Templated 3ʹ terminal fluorescent labeling of RNA using Klenow DNA polymerase
A long-standing challenge in the study of RNA structure-function dynamics using fluorescence-based methods has been the precise attachment of fluorophores to structured RNA molecules. Despite significant advancements in the field, existing techniques have limitations, especially for 3ʹ end labeling of long, structured RNAs. In response to this challenge, we developed a chemo-enzymatic method that uses Klenow DNA polymerase to label RNAs. In this method:
•
Klenow DNA polymerase adds an amino-modified nucleotide to the 3ʹ end of the RNA, guided by the DNA oligonucleotide template.
•
An NHS-ester dye is then conjugated to the amino-modified RNA, forming a covalent amide bond.
•
For highly structured RNAs, DNA oligonucleotides complementary to the RNA disrupt pre-existing intramolecular RNA structures.

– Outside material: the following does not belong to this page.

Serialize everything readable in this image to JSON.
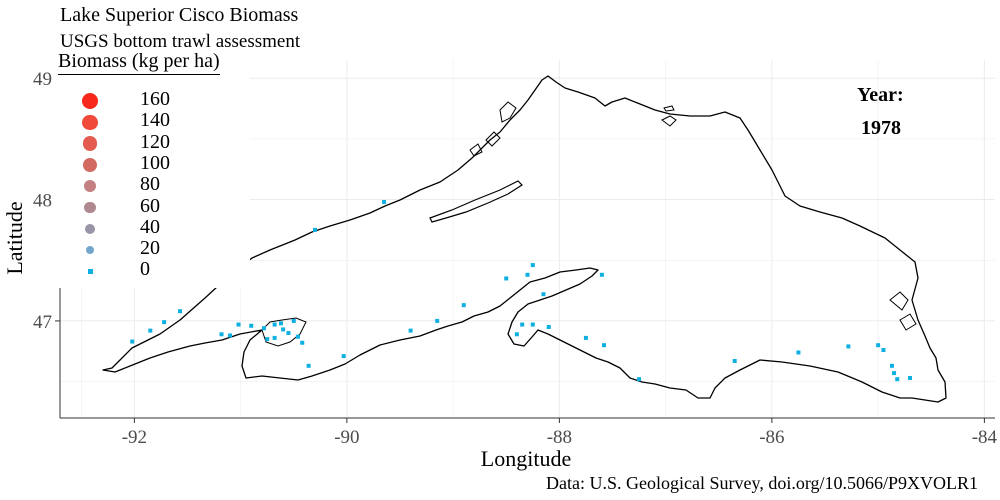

This methodological advancement enables site-specific incorporation of a single modified nucleotide at the 3′ terminus of various RNA substrates, irrespective of their length or secondary structure. The user-friendly nature of the technique, with minimal modifications required for different RNA targets, makes it readily adaptable by a broad range of researchers. This approach has the potential to significantly improve the development of functionalized RNA for various applications.